I got this awhile back what I found out is that it's a 1954 .nice clean gun for age. I have been told Remington will never make the 39 what's your opinion and value of it. No gold trigger.


----------



## Muddy (May 7, 2017)

harryhunter said:


> I got this awhile back what I found out is that it's a 1954 .nice clean gun for age. I have been told Remington will never make the 39 what's your opinion and value of it. No gold trigger.


Do you have a picture?


----------



## harryhunter (Jun 15, 2014)

I can't get the pictures to come up on here


----------



## harryhunter (Jun 15, 2014)




----------



## cincinnati (May 24, 2004)

Have an identical one. Learned to shoot w/it & eventually passed to me from my Dad. Finest .22 ever made.


----------



## Muddy (May 7, 2017)

I’m not an expert on their value, but I haven’t seen one below $500 for quite some time. Most seem to be $600 plus. I almost bought a new one years ago when they were $200, but I liked the Browning BL22 better, so that’s what I bought.


----------



## harryhunter (Jun 15, 2014)

I remember years ago I bought a article 2 39 for a couple hundred. Killed slot of squirrels with that gun.
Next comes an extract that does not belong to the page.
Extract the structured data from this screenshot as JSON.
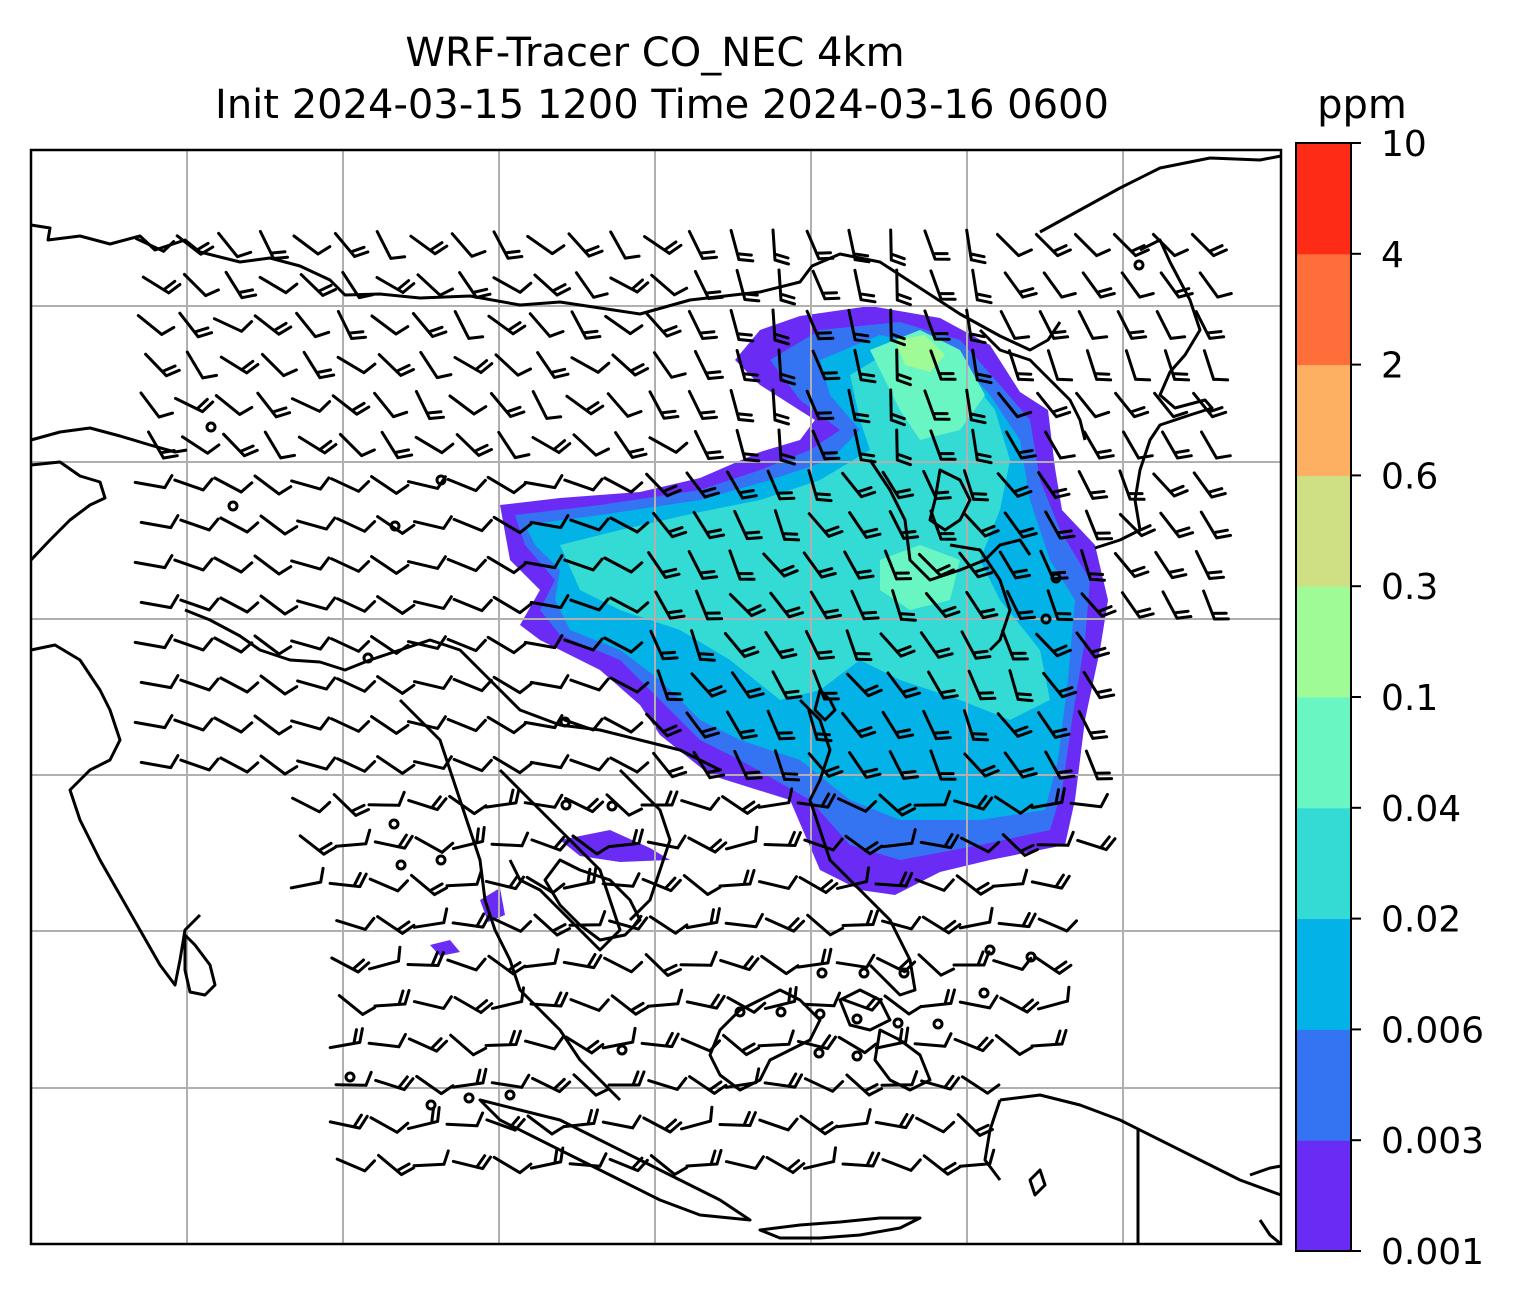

That's why I got another one but didn't know that the value had gone up that much. Thanks for the information


----------



## Dovans (Nov 15, 2011)

There are so many variants of the Model 39. The original 39 fetchs upwards of 1500. Then Marlin started micro grooving or something and those issues tend to bring less. I've seen 39's go for 350 upwards to 1500.


----------



## Yakphisher (Jul 9, 2013)

Right now that particular model be right around $600+ to private sales but if you were to trade it in a lot less, but I wouldn't dare do that. One of best well made guns you will ever find. My brother has mine as I picked a Win 9422 which I prefer due to its smoother operation and lighter weight. Enjoy it!


----------



## harryhunter (Jun 15, 2014)

Yakphisher said:


> Right now that particular model be right around $600+ to private sales but if you were to trade it in a lot less, but I wouldn't dare do that. One of best well made guns you will ever find. My brother has mine as I picked a Win 9422 which I prefer due to its smoother operation and ligh8ter weight. Enjoy it!


----------



## harryhunter (Jun 15, 2014)

OK thanks. I to have a win. 92 I like shooting groundhogs with 25 - 20 Oct barrel


----------



## Drm50 (Dec 26, 2014)

Going by pictures and date I would say $600 would be a reasonable price. I have one I bought new in 70s. I got a deal on it from distributor changing out their display rack guns. I bought it because my kids were in cowboy stage and were on me to take out my old 1897 Marlin I've had since I was 5. I was afraid of it getting damaged. It wasn't long before they wanted to shoot 10/22s with 30shot mags so the 39 didn't get much wear. It hasn't been shot 1000 rds yet.


----------



## shot1buck (Feb 23, 2011)

Cheapest I see them around the CLE is $500 so $500-$700 is on point. I picked one up at gun show 1 1/2 years ago for $260 had the lever jammed open and had been parkerized it has the deluxe checkered wood stock. Missing the from mag tube ring but I bought a new one and just waiting to put it on. It was a broken pin that kept the lever open so I feel i got a great deal on it. Functionally fine at this point as far as I can tell. Haven’t shot it yet but I will eventually. It does have a nice smooth action


----------



## bulafisherman (Apr 11, 2004)

I have a 39M, bought it in the the late 80s, best 22 I have ever owned, a tack driver, shot a lot of squirrel and rabbit with it. I will never sell it, it will get passed on to one of my sons. Enjoy yours


----------